Ces deux-là, qui ne sont pas vraiment faits pour se rencontrer
(Jakob est un tout jeune homme sans expérience et Anna
une grande jeune fille qui sort d'une histoire douloureuse),
font connaissance un peu par hasard (c'est du moins ce que nous
pensons au départ...), lors d'une soirée, comme
si leur souffrance les rapprochait l'un de l'autre, intuitivement. |
Mais contre
toute attente, ce beau récit ne relate pas une histoire d'amour
naissante, les émois décrits ici ne répondent
pas aux critères généralement admis : la rencontre
fortuite et éphémère, de deux êtres temporairement
à la dérive, est très émouvante mais
laissée en suspens - il ne nous sera pas donné d'en
savoir beaucoup plus - ce qui se passe l'espace de quelques jours
suffira à poser l’atmosphère.
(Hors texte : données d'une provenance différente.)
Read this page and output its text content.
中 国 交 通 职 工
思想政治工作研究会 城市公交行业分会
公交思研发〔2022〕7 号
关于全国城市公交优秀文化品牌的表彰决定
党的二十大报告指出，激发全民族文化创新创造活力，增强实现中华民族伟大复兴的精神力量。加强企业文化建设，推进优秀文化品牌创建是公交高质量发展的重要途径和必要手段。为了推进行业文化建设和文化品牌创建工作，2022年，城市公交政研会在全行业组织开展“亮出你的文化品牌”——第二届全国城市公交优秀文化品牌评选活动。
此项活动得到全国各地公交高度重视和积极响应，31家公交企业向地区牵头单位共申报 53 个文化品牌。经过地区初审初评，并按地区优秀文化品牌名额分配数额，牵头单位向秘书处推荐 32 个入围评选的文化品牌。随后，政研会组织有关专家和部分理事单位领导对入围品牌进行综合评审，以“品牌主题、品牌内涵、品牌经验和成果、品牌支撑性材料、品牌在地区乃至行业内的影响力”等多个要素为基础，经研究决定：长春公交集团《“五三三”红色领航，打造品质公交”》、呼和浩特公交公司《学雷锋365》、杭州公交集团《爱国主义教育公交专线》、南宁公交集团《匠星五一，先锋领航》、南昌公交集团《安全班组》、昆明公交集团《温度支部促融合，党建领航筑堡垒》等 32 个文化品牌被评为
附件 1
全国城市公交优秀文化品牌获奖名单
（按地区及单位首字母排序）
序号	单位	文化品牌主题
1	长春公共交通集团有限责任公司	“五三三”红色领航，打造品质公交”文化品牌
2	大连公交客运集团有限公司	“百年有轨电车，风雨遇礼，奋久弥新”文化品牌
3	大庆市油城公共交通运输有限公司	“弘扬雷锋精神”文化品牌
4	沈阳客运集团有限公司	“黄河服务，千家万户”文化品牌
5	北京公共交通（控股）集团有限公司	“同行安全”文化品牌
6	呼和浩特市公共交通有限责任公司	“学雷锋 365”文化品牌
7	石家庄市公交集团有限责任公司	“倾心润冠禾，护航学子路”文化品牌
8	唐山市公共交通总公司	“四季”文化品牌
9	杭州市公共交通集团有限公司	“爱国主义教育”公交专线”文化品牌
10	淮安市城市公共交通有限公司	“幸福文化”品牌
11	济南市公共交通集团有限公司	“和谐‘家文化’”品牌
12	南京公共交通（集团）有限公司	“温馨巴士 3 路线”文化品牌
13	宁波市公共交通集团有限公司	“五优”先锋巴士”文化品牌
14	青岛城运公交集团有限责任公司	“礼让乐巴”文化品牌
Une narration
qui suggère l’essentiel plus qu'il ne le raconte ;
des secrets demeurent, des pans narratifs restent dans l'ombre (l'escapade
de la mère de Jakob, entre autres) - par pudeur mais aussi
par souci esthétique : comme si trop en dire pouvait anéantir
la poésie de cette rencontre et l'intimité qui prend
forme entre Anna et Jakob. Le dénouement, qui recèle
quelques lueurs d’espoir, prend des allures d’inachevé,
se refuse à être tranché, peut-être pour
montrer que la vie (même celle d'êtres de papier...)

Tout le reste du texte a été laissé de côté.